MLP investing is favored for its generous income; however, it’s important for investors to understand the differences between MLP distributions and corporate dividends.
Both dividends and distributions are payouts of company profits, serving as income for investors. The terms are often used interchangeably but have very different tax implications.
C-corporations most commonly distribute cash payouts in the form of dividends. Qualified dividends are taxed at the lower long-term capital gains tax rate, as opposed to an individual’s regular income tax rate, which is higher. Qualified dividends typically include those paid by U.S. companies, or international companies trading on a major U.S. exchange.
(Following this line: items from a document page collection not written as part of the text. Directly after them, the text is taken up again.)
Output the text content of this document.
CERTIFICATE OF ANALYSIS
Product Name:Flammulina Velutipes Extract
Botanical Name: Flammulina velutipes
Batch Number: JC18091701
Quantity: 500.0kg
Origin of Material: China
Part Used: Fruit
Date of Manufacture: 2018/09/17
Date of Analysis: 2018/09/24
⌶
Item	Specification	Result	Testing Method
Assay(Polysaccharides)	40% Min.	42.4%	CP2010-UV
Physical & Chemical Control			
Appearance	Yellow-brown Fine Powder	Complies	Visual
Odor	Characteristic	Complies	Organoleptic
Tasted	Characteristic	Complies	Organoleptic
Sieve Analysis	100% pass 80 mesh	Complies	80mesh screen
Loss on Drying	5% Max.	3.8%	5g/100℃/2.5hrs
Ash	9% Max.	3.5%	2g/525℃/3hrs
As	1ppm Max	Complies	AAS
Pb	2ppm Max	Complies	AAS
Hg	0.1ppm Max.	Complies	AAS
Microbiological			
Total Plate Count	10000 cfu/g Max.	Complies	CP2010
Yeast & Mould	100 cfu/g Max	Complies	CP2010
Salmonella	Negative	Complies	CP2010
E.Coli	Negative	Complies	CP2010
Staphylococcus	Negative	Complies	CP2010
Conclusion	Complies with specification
Nonqualified dividends, such as those paid by REITs, are taxed at the regular income rate, according to the IRS.
MLP dividends are called distributions because of the partnership structure. MLPs are pass-through entities and do not pay taxes at the company level if 90% or more of their income is from qualifying sources. This has historically allowed MLPs to pay out more of their cash flows to investors as distributions, according to VettaFi.
MLPs not only provide generous income, but also tax-advantaged income. MLPs do not have the double taxation associated with corporate dividends and have historically provided attractive income that is largely a tax-deferred return of capital, meaning that taxes are not paid on that portion of the distribution until the investor sells their position. Typically, 70%–100% of MLP distributions are considered a tax-deferred return of capital, according to VettaFi.
An MLP unitholder is responsible for paying state income taxes on the portion of income allocated to the unitholder for each individual state in which the MLP operates; however, in most cases, unless the unitholder owns a large position, the share of allocated income is small, and the unitholder may not have to file in some states due to minimum income limits, according to VettaFi.